Ce n'est pas avec de telles solutions qu'on puisse sortir le pays de la crise. On entend ici et là que c'est dangereux de s'égarer de la Constitution comme si c'est la première qu'on fait cette exception. Boumediene n'avait-il pas gouverné le pays sans Constitution de 1965 à 1976 et sans institutions sans que cela ait posé de problèmes en son temps pour le pays ? Et puis pour ceux qui veulent être dans l'esprit de la Constitution, il y a ces fameux articles 7 et 8 qui protègent la Constitution dont le Hirak les revendique depuis le début mais en vain.

On a lu ici et là que les décideurs ont la crainte de voir les pays occidentaux nous tomber dessus si jamais on mettrait entre parenthèses la Constitution, qui faut-il le rappeler a été moult fois piétinée sans que cela puisse émouvoir les sceptiques d'aujourd'hui. Ces puissances ne peuvent intervenir dans notre pays que s'il y aura des forces occultes internes qui le demandent et il faut qu'elles soient majoritaires et qui à mon avis n'existent que dans leurs imaginaires. Le Hirak saura prendre en charge cette éventualité qui hante les têtes de gens qui ont horreur du changement et qui ont la crainte de perdre de leurs présents privilèges en mettant leurs occultes intérêts devant les intérêts suprêmes de la nation. Les décideurs actuels trouveront alors ressources et appuis auprès de ce peuple pour la défense de ses acquis avec force et détermination et des marches plus que gigantesques qui résonneront à travers le monde. Aucun ennemi ne pourra s'intercaler entre le peuple et son armée. L'Algérie ne pourra que mieux se comporter pour entrevoir et construire un avenir des plus radieux.

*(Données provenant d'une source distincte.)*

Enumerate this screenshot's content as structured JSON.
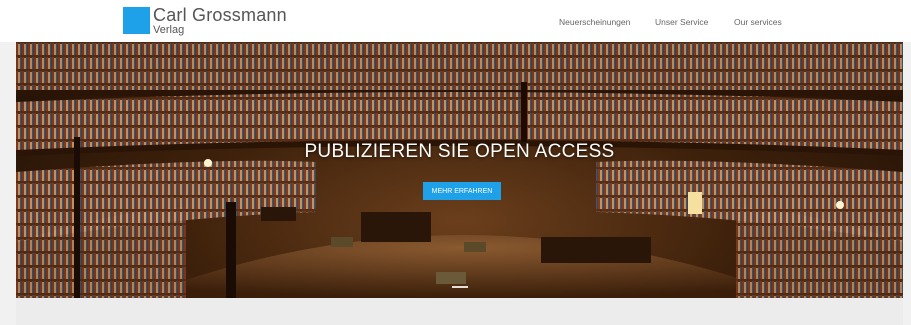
{
  "header": {
    "logo": {
      "name": "Carl Grossmann",
      "sub": "Verlag",
      "color": "#1ea1e8"
    },
    "nav": [
      {
        "label": "Neuerscheinungen"
      },
      {
        "label": "Unser Service"
      },
      {
        "label": "Our services"
      }
    ]
  },
  "hero": {
    "title": "PUBLIZIEREN SIE OPEN ACCESS",
    "button_label": "MEHR ERFAHREN",
    "button_color": "#1ea1e8",
    "image": "library-interior"
  }
}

Enfin, on espère que le Hirak du Peuple débouchera sur une nouvelle république avec l'adoption d'une Constitution digne de l'Algérie et de ses enfants qui aspirent à ce que leur pays joue un rôle de locomotive en Afrique et dans le monde arabe et d'être un partenaire respecté qui traite d'égal à égal avec les pays du Nord et d'ailleurs et de disposer d'institutions fortes, solides et durables qui survivent aux hommes et qui subsisteront au temps et aux crises.